Bref, il peut reprendre la phrase de Louis XIV à son compte : « l’État c’est moi ». L’équilibre des pouvoirs est désormais dans les mains d’un seul homme. D’autant plus que la Cour Suprême lui a garanti toute immunité pour tous ses actes officiels. Il va pouvoir agir à sa guise pour utiliser l’armée contre ses opposants politiques, licencier des milliers de fonctionnaires (le spoils system on steroid), déporter des millions de migrants, utiliser le ministère de Justice à des fins personnelles, utiliser les agences de santé pour déployer des théories complotistes, accorder son pardon présidentiel à ceux qui ont attaqué le Capitole le 6 janvier, abandonner ses alliés, punir ceux qui oseront le critiquer…
Les deux seuls contre-pouvoirs qui resteront : les médias et les États fédérés sous influence démocrate.

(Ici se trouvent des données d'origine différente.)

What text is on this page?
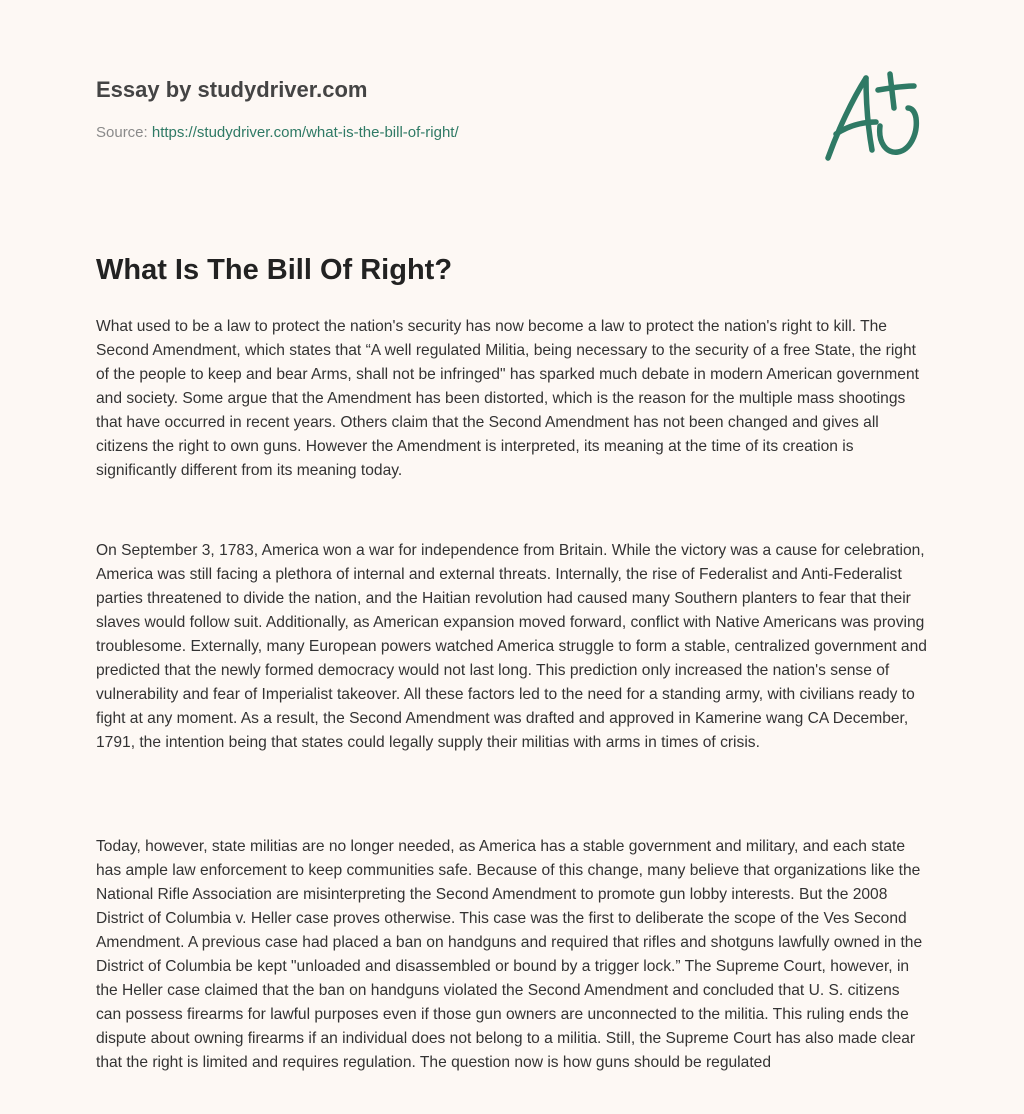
Essay by studydriver.com
Source: https://studydriver.com/what-is-the-bill-of-right/
What Is The Bill Of Right?

What used to be a law to protect the nation's security has now become a law to protect the nation's right to kill. The Second Amendment, which states that “A well regulated Militia, being necessary to the security of a free State, the right of the people to keep and bear Arms, shall not be infringed" has sparked much debate in modern American government and society. Some argue that the Amendment has been distorted, which is the reason for the multiple mass shootings that have occurred in recent years. Others claim that the Second Amendment has not been changed and gives all citizens the right to own guns. However the Amendment is interpreted, its meaning at the time of its creation is significantly different from its meaning today.

On September 3, 1783, America won a war for independence from Britain. While the victory was a cause for celebration, America was still facing a plethora of internal and external threats. Internally, the rise of Federalist and Anti-Federalist parties threatened to divide the nation, and the Haitian revolution had caused many Southern planters to fear that their slaves would follow suit. Additionally, as American expansion moved forward, conflict with Native Americans was proving troublesome. Externally, many European powers watched America struggle to form a stable, centralized government and predicted that the newly formed democracy would not last long. This prediction only increased the nation's sense of vulnerability and fear of Imperialist takeover. All these factors led to the need for a standing army, with civilians ready to fight at any moment. As a result, the Second Amendment was drafted and approved in Kamerine wang CA December, 1791, the intention being that states could legally supply their militias with arms in times of crisis.

Today, however, state militias are no longer needed, as America has a stable government and military, and each state has ample law enforcement to keep communities safe. Because of this change, many believe that organizations like the National Rifle Association are misinterpreting the Second Amendment to promote gun lobby interests. But the 2008 District of Columbia v. Heller case proves otherwise. This case was the first to deliberate the scope of the Ves Second Amendment. A previous case had placed a ban on handguns and required that rifles and shotguns lawfully owned in the District of Columbia be kept "unloaded and disassembled or bound by a trigger lock.” The Supreme Court, however, in the Heller case claimed that the ban on handguns violated the Second Amendment and concluded that U. S. citizens can possess firearms for lawful purposes even if those gun owners are unconnected to the militia. This ruling ends the dispute about owning firearms if an individual does not belong to a militia. Still, the Supreme Court has also made clear that the right is limited and requires regulation. The question now is how guns should be regulated
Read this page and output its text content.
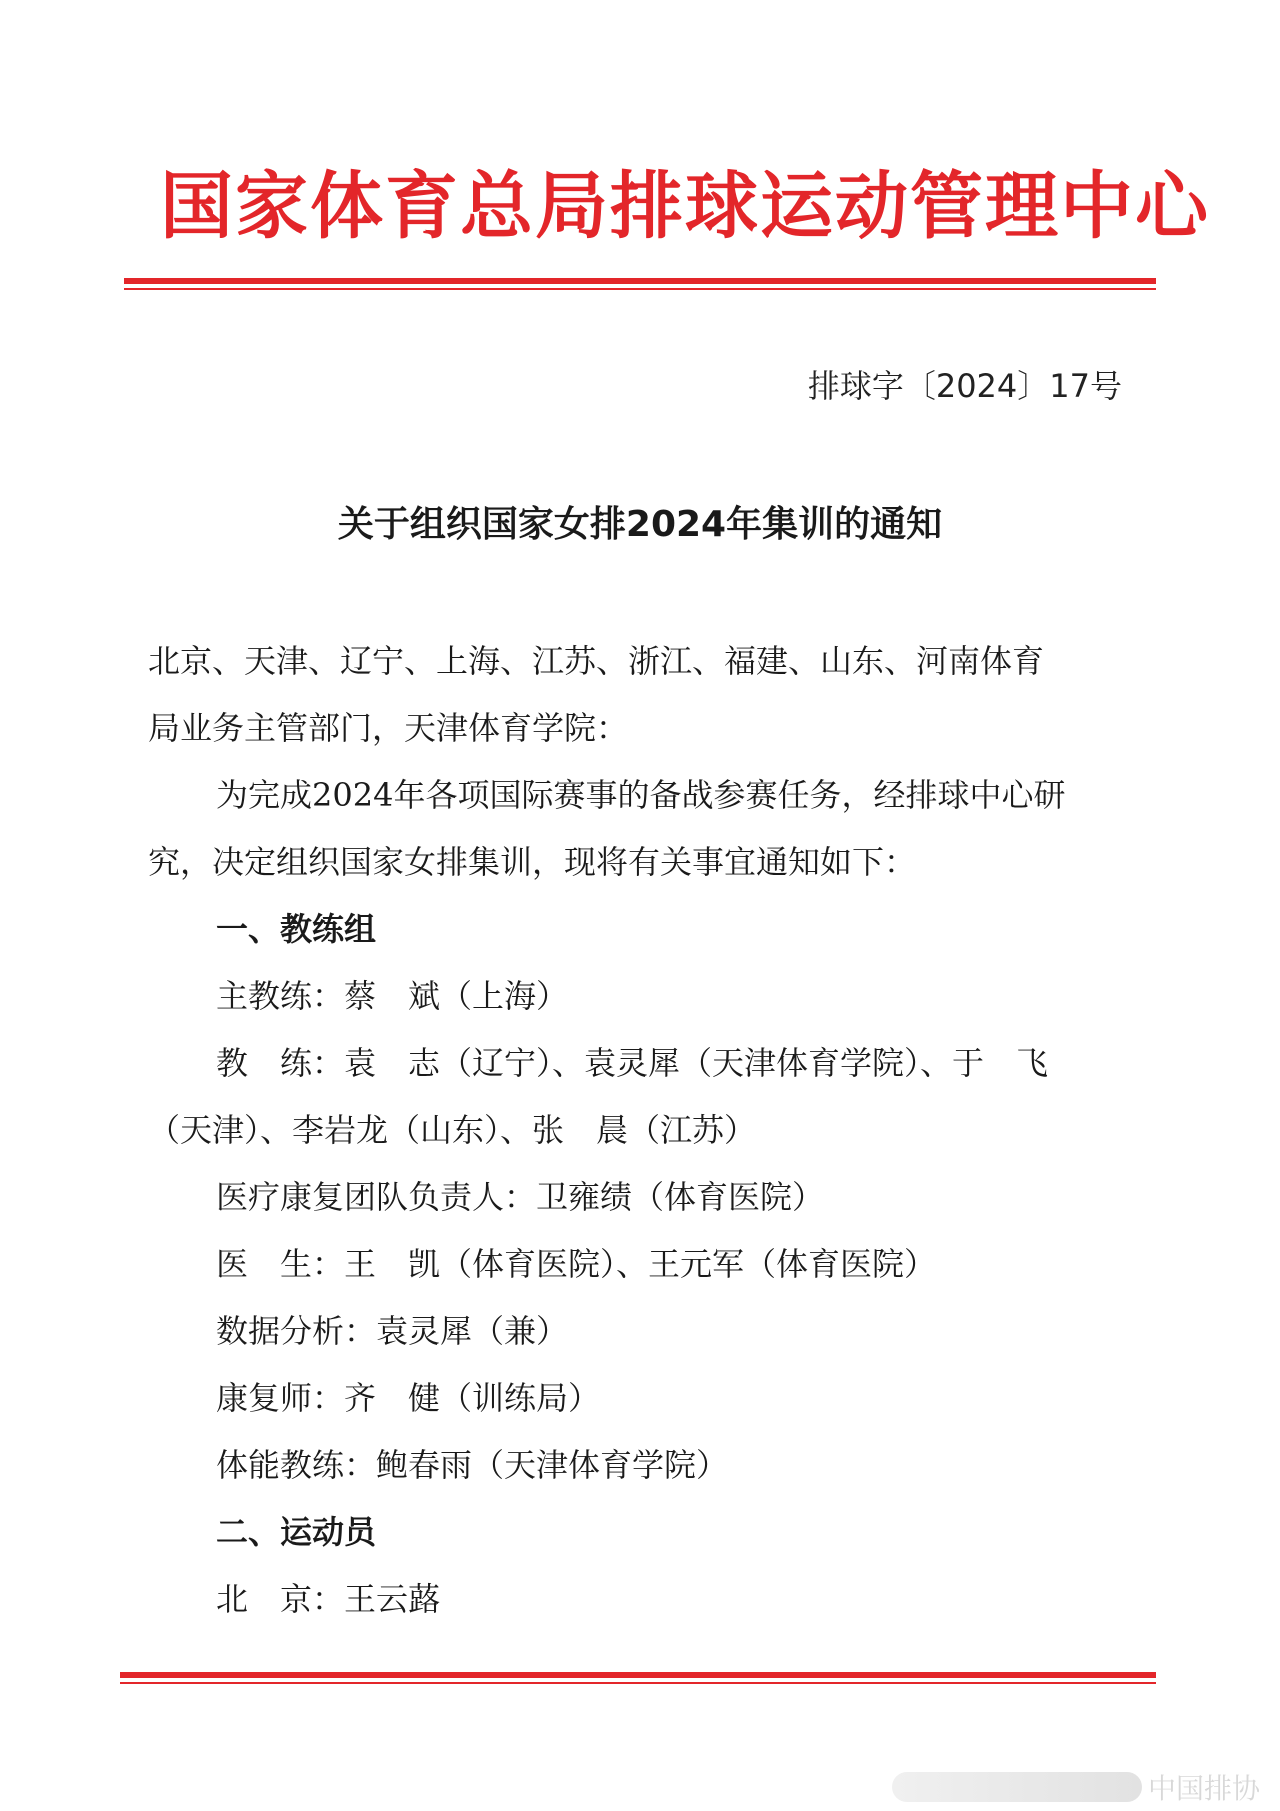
国家体育总局排球运动管理中心
排球字〔2024〕17号
关于组织国家女排2024年集训的通知

北京、天津、辽宁、上海、江苏、浙江、福建、山东、河南体育

局业务主管部门，天津体育学院：

为完成2024年各项国际赛事的备战参赛任务，经排球中心研

究，决定组织国家女排集训，现将有关事宜通知如下：

一、教练组

主教练：蔡　斌（上海）

教　练：袁　志（辽宁）、袁灵犀（天津体育学院）、于　飞

（天津）、李岩龙（山东）、张　晨（江苏）

医疗康复团队负责人：卫雍绩（体育医院）

医　生：王　凯（体育医院）、王元军（体育医院）

数据分析：袁灵犀（兼）

康复师：齐　健（训练局）

体能教练：鲍春雨（天津体育学院）

二、运动员

北　京：王云蕗

中国排协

Les médias exercent une influence qui ne fait que diminuer. Il y a dix ans, Jeff Bezos avait racheté le Washington Post pour 250 millions. Sans doute par couardise de son propriétaire, le quotidien n’a pas souhaité soutenir Kamala Harris. Cela a fait scandale dans les autres médias. Elon Musk a racheté Twitter rebaptisé X pour 44 milliards de dollars. Il a pu déverser des flots de désinformation exactement là où il faut pour une influence maximale. Les jeunes qui ont voté en majorité pour Donald Trump ne lisent plus les journaux et ne regardent plus la TV, ils sont nourris aux réseaux sociaux et d’abreuvent aux podcasts. Donald Trump a passé trois avec Joe Rogan.
Les États gouvernés par des démocrates vont rappeler au bon souvenir du nouvel exécutif que les États-Unis sont un pays fédéral. Certains grands États comme la Californie ont déjà lancé l’alerte. Son gouverneur, Gavin Newsom, a appelé jeudi les législateurs à convoquer une session spéciale avant l’investiture de Donald Trump pour protéger les politiques de l’État. Pendant ce temps, les procureurs généraux des États bleus du pays ont annoncé qu’ils se préparaient également à une bataille juridique.
“The freedoms we hold dear in California are under attack – and we won’t sit idle. California has faced this challenge before, and we know how to respond. We are prepared, and we will do everything necessary to ensure Californians have the support and resources they need to thrive.
Governor Gavin Newsom
Donald Trump a immédiatement réagi par un billet sur le fil de son réseau social. Dans cette bataille qui s’annonce entre le gouvernement fédéral et les États fédérés, la Californie et l’état de New York pourraient les deux fers de lance de cette résistance.
Donald Trump a donc gagné les élections. Curieusement, les fraudes ont disparu, comme par enchantement.
Tout ceci a été possible grâce aux concours de trois autres forces.
– Les élus républicains l’ont d’abord repoussé pour ensuite l’accepter en espérant pouvoir en faire un « idiot utile » pour baisser les impôts et les réglementations. Ils ont progressivement disparu pour laisser aux MAGA.
– Les affidés qui partagent ses valeurs et espèrent bien grappiller une parcelle de pouvoir. Les J.D. Vance, les Elon Musk, les Tucker Carlson, les Stephen Miller…
– La base, qui est désormais comme envoûtée, prête à le suivre là où il décidera de l’emmener et qui considère prendre sa revanche contre les élites, alias les démocrates.
On se posait la question de savoir si le Trumpisme subsisterait après Trump. Pour l’heure, il faut faire avec les deux.